Thursday, January 05, 2017

For Mexican Leaders, a Turbulent Start to the New Year

MEXICO CITY — Six days into the new year, Mexico already has little to be happy about.
This week a jump in gasoline prices unleashed widespread protests that spiraled into looting. The country received an ominous warning that President-elect Donald J. Trump’s protectionist rhetoric could have concrete effects when Ford Motor canceled a $1.6 billion investment. The peso fell to its lowest level ever.
The new turmoil promises to make this year even more difficult for President Enrique Peña Nieto, whose approval ratings have already plunged below 25 percent.
He returned from a golf vacation on Wednesday and appealed for unity as images ricocheted across social media of people carting away televisions from Walmarts and stealing snack foods from stalled delivery trucks.
Protests continued on Thursday, as demonstrators blocked highways and gas stations.
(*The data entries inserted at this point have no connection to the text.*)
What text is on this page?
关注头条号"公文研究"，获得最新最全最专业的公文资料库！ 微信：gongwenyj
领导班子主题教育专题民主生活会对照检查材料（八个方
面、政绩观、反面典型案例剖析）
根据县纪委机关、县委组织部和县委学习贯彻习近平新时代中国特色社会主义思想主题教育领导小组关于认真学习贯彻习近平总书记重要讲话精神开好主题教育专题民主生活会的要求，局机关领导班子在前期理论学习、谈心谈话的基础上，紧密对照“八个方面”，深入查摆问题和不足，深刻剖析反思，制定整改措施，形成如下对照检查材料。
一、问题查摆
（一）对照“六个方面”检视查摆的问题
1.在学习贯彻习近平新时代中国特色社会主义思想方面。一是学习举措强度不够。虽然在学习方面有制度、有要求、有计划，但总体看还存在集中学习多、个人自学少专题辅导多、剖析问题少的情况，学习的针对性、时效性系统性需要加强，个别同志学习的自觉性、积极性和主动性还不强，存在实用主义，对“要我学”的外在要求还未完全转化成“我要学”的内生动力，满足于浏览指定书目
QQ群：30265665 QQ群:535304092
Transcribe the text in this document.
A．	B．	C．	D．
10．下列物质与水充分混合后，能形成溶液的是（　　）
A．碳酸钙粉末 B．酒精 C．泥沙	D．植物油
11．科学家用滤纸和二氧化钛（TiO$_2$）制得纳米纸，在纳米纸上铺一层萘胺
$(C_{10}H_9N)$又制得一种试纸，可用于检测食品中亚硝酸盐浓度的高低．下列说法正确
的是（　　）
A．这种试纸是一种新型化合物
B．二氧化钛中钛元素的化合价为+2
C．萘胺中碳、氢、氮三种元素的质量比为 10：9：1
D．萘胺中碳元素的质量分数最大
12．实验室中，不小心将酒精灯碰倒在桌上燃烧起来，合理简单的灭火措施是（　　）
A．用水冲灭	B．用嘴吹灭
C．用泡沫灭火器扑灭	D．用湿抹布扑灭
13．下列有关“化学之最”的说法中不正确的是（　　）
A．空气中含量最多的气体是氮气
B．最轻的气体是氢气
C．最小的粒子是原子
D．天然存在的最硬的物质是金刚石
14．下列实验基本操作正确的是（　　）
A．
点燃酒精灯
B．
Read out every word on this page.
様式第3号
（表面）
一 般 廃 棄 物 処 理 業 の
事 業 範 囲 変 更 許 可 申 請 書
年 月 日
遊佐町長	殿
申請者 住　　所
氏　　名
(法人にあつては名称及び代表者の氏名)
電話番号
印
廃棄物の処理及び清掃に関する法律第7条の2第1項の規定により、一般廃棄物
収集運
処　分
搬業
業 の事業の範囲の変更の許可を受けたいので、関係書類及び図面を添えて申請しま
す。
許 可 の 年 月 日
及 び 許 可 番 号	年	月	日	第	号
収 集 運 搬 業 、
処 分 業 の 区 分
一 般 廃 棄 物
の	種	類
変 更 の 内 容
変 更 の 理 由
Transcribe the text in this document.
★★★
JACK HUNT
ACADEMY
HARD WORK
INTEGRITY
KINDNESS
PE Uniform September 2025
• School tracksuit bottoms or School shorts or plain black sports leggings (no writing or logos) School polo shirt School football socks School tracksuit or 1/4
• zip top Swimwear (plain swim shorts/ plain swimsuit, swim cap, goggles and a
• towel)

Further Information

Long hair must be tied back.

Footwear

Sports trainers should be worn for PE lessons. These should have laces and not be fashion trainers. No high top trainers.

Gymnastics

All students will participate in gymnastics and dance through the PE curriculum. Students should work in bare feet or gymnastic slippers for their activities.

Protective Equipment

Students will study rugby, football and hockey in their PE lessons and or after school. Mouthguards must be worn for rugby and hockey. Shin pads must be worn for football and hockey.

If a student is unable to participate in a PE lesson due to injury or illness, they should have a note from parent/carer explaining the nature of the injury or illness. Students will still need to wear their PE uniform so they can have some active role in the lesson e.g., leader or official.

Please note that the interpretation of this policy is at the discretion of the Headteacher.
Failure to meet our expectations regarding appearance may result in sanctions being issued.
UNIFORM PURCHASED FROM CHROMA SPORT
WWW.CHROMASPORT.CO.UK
Scattered looting continued, and marches are planned for this weekend to demand a reversal of the price increases. The president’s explanation that the gasoline increase of almost 20 percent was necessary to maintain economic stability did nothing to calm the outrage. “Even in good times, it is a problematic decision” to raise gasoline prices, Vidal Romero, a political analyst at the Autonomous Technological Institute of Mexico, said. “And this is a very bad moment.”
Uncertainty has roiled Mexico as the government waits to see how far Mr. Trump will go to keep his campaign promises to renegotiate or tear up the North American Free Trade Agreement, deport Mexican migrants and build a border wall.
On Tuesday, Ford announced that it was canceling its planned investment to build a small-car plant in the state of San Luis Potosí. Although falling sales of small cars may have had more to do with Ford’s decision than Mr. Trump’s criticism on Twitter, the president-elect promised that the Ford episode was just “the beginning.”
He followed up with a broadside at General Motors for building the Chevrolet Cruze hatchback in Mexico, although only 4,500 of them were exported to the United States last year. On Thursday, he trained his Twitter fire on Toyota, saying “No Way” to the company’s plan to build a Corolla factory in Mexico and warned: “Build plant in U.S. or pay big border tax.”
In response to the Ford announcement, the peso sank to a record low, prompting the central bank to intervene in markets on Thursday. The peso’s recovery proved short-lived after Mr. Trump took aim at Toyota. According to Toyota, the new plant — in the central state of Guanajuato, not Baja California as Mr. Trump asserted — would shift Corolla production from a Canadian factory, which would then switch to producing midsize cars.
Since last summer, the Mexican government has struggled to respond to Mr. Trump’s rise. It even hosted him for a visit, prompting a furious response from across Mexico’s political spectrum. Luis Videgaray — Mr. Peña Nieto’s finance minister at the time, who championed the visit — resigned. But on Wednesday, the president brought Mr. Videgaray back into the cabinet as foreign minister in the hope that his presence would smooth relations with the incoming Trump administration.
At the brief ceremony to announce Mr. Videgaray’s return, Mr. Peña Nieto seemed to address the upheaval caused by the gas prices as an afterthought. “I repeat, it hasn’t been easy to take this measure,” Mr. Peña Nieto said. “But it is with a sense of responsibility to safeguard the stability of our economy.”
Talk of economic sobriety sits poorly with Mexicans, disgusted by a series of political scandals. “This is a government with a terrible record of corruption,” Mr. Romero said. “State, federal — everything smells of corruption.”
The gas-price increase was approved last year by Congress as part of an austerity budget designed to insulate Mexico from the market uncertainties of Mr. Trump’s rise. The government plans to let prices — which have long been controlled and subsidized — float by the end of the year. This should lead to competition, and eventually lower prices. “The incredible thing is that the government didn’t expect the reaction,” said Ignacio Marván, a political analyst at CIDE, a Mexico City university.
Truck and taxi drivers have blocked highways since Sunday. Outbreaks of looting escalated into a wave on Wednesday. A Mexico City police officer was killed as he tried to stop looters.
“They didn’t take the measure of people’s anger,” said Graco Ramírez, the governor of the central state of Morelos and a member of the left-wing opposition. “Everything is going to be more expensive.”